Gently he kissed her.
She was trembling.
Suddenly so was he.
“I love you,” he repeated. “I loved you that
first day on the beach. I always will.”
“Why didn’t you ever say it then?”
“Maybe everything happened too fast. Maybe I just didn’t know how. Maybe I thought you could tell how I felt. I didn’t deliberately make you pregnant and leave you. I always wanted you and Jeremy. You have to believe that.”
She looked up at him—very, very slowly, studying every single one of his features in one of those suspended moments in time. “I—I guess I do. I really do. And I love you, too,” she whispered at long last. “I love you.”
And as she said it, he found the courage to say it to her again. And again. “I love you. I love you—”
Years of frustration and pain flowed out of him. Out of her, too.
Desire overtook him.
He forgot José.
Nothing mattered but his fierce pagan need to have her and to show her how much he cared.
He began to kiss her.
First her warm, silken throat. Then her mouth.
The outer lips. And inside them, too.
She melted.
His passion escalated.
So did hers.
The rapidly increasing throb of his chest grew in tempo with the mad beat of her heart. Within seconds he had her up against the wall again, their lower bodies joined. Impatiently he yanked her black silk dress above her thighs and his fly apart so he could plant himself inside her.

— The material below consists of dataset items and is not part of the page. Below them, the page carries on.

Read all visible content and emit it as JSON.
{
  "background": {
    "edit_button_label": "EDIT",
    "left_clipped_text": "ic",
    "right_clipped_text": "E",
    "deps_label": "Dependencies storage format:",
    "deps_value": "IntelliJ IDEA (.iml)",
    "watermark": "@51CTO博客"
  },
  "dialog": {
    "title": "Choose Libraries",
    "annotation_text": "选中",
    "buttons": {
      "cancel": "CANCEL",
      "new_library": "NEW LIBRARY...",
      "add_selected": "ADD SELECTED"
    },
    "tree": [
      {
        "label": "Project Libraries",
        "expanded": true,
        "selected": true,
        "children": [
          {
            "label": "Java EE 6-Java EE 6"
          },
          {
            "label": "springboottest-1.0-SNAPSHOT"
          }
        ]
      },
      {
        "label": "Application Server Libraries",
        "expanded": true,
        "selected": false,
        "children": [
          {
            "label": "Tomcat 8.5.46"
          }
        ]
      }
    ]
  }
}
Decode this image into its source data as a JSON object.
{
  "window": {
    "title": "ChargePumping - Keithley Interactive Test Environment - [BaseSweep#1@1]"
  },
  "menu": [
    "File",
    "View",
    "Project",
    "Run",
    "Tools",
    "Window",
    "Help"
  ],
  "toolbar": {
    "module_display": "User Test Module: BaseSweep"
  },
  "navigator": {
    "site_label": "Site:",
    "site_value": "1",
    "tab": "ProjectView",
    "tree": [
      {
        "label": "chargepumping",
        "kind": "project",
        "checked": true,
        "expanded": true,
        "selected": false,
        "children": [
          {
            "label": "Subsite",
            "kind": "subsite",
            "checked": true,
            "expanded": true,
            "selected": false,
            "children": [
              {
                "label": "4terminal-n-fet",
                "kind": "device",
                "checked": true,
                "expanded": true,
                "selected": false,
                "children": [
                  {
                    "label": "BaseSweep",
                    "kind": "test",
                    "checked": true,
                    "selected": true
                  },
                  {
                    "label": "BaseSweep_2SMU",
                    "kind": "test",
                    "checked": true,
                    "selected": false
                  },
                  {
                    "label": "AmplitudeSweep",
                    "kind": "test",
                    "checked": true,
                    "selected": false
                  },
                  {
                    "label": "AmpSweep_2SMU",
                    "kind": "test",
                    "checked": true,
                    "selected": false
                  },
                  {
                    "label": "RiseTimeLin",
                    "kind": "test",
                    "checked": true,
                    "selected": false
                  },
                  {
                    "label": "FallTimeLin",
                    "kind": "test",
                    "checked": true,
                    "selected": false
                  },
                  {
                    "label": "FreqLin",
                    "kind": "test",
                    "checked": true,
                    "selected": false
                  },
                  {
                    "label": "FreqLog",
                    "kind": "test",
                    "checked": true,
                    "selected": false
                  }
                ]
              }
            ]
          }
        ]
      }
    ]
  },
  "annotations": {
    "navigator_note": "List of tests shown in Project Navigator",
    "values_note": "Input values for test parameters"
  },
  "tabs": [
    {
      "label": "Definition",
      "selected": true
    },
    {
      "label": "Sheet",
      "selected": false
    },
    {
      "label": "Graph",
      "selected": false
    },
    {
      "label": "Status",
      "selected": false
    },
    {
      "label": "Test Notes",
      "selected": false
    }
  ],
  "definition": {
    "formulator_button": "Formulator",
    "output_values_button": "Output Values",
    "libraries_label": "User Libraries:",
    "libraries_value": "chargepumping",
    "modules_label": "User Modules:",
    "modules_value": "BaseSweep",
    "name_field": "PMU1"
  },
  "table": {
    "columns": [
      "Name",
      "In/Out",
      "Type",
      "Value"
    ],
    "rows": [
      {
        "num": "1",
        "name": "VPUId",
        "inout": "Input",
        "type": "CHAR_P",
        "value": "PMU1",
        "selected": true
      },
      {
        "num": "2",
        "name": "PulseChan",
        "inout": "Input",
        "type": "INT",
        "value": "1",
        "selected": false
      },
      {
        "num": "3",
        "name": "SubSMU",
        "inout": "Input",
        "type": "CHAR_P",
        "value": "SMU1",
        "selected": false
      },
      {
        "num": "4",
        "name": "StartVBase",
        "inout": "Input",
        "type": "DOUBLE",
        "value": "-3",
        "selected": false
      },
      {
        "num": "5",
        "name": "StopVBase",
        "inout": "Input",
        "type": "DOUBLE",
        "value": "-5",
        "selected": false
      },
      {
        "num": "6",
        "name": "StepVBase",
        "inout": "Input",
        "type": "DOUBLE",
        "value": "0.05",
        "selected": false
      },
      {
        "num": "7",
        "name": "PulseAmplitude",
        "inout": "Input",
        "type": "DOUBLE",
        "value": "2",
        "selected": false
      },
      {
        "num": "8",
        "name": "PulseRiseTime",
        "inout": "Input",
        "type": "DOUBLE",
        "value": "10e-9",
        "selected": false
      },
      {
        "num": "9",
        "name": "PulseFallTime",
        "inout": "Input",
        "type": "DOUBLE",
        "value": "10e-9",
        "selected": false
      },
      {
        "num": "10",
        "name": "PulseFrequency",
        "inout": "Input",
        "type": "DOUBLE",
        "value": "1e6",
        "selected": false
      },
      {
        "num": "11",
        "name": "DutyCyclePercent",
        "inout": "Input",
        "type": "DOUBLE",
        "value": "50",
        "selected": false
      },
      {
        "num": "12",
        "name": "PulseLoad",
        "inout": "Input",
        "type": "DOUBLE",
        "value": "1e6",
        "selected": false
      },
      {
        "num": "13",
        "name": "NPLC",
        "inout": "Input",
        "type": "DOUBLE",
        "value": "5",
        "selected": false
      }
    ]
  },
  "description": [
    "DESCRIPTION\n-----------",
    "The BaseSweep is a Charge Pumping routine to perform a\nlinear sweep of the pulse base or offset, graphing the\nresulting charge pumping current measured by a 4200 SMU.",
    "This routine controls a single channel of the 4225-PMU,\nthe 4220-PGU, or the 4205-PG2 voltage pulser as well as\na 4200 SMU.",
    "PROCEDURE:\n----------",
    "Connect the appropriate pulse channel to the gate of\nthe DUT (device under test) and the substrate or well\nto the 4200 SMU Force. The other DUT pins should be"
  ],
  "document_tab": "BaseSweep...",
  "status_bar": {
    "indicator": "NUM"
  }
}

He was too hard and too fast.
It was over too soon.
And yet afterward as they stared at each other in that steamy darkness of their own making, their bodies drenched with perspiration, their sticky clothes a twisted tangle at their hips, there was a new understanding as well as a new tenderness between them.
Fierce and quick as their mating had been, more than lust had been involved. It had been a mating of their souls and minds and hearts as well. It had held the beginning of true trust and long-lasting love.
Still, when they could breathe again, he gently cupped her chin, meaning to apologize for his roughness.
But she sealed his lips with a fingertip.
“No—”
“I—I—”
“Don’t spoil it.” Her voice was soft and a little wondrous. Her eyes gentle and hot. “You said you loved me, and I knew you meant it. It was wonderful.” She blushed. “Too wonderful for words. And sometimes I’ll want it like that again.”